Here’s a GDP per capita chart, from http://www.measuringworth.com/usgdp/. We clearly see four recessions: early 1980’s, early 1990’s, early 2000’s (hey is there a ten year pattern here?) and 2008-present.
So how to “prayer” and “tithing” General Conference frequencies compare during the recessions?
|2008 – now||up||down|
Hypothesis confirmed? Well, it’s kind of inconclusive – pretty shallow data set.

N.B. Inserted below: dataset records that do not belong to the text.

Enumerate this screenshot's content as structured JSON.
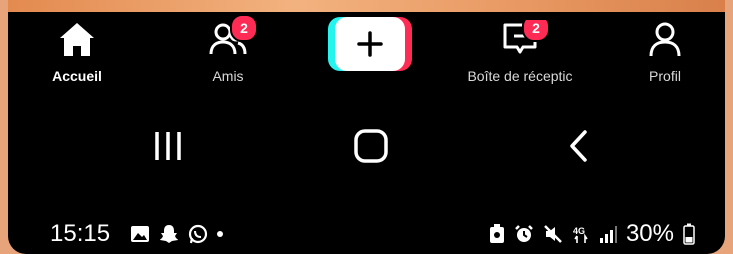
{
  "tabbar": {
    "home_label": "Accueil",
    "friends_label": "Amis",
    "friends_badge": "2",
    "create_icon": "plus-icon",
    "inbox_label": "Boîte de réceptic",
    "inbox_badge": "2",
    "profile_label": "Profil"
  },
  "navbar": {
    "recent_icon": "recent-apps-icon",
    "home_icon": "home-nav-icon",
    "back_icon": "back-icon"
  },
  "status": {
    "time": "15:15",
    "battery_percent": "30%"
  },
  "colors": {
    "accent_red": "#fe2c55",
    "accent_cyan": "#25f4ee",
    "background": "#000000"
  }
}
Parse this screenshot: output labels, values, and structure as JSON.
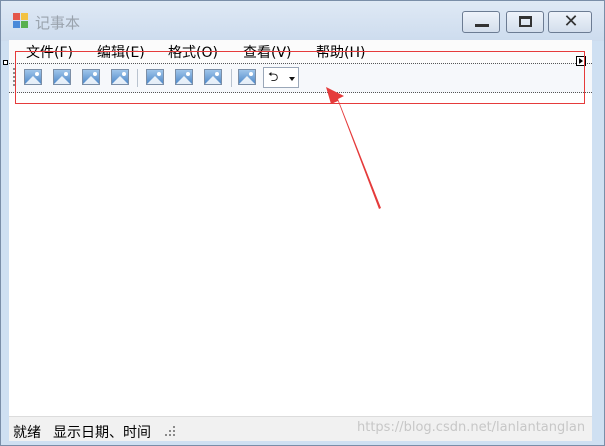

But this type of analysis would be very interesting to pursue, methinks. Not necessarily only about economic issues (although that type of stuff is very easy to get historical #s for).
Here are the Python scripts used to extract the data in the .csv’s.
getEnsignData.py – Starts at the Ensign archive webpage and dives down into the year, month, and article pages. Calls appropriate scraper routines from ldsscraper.py for each. Pickles output to ensignData.txt and genConfData.txt. This is so I can split the project up into two pieces – download the data (which takes a very long time) and save it; then assemble it for output later.
ldsscraper.py – Uses regular expressions and Beautiful Soup to parse each webpage. Since each type of page (Archive, Year, Table of Contents (individual month issue), Article) has it’s own format, each has it’s own scraper.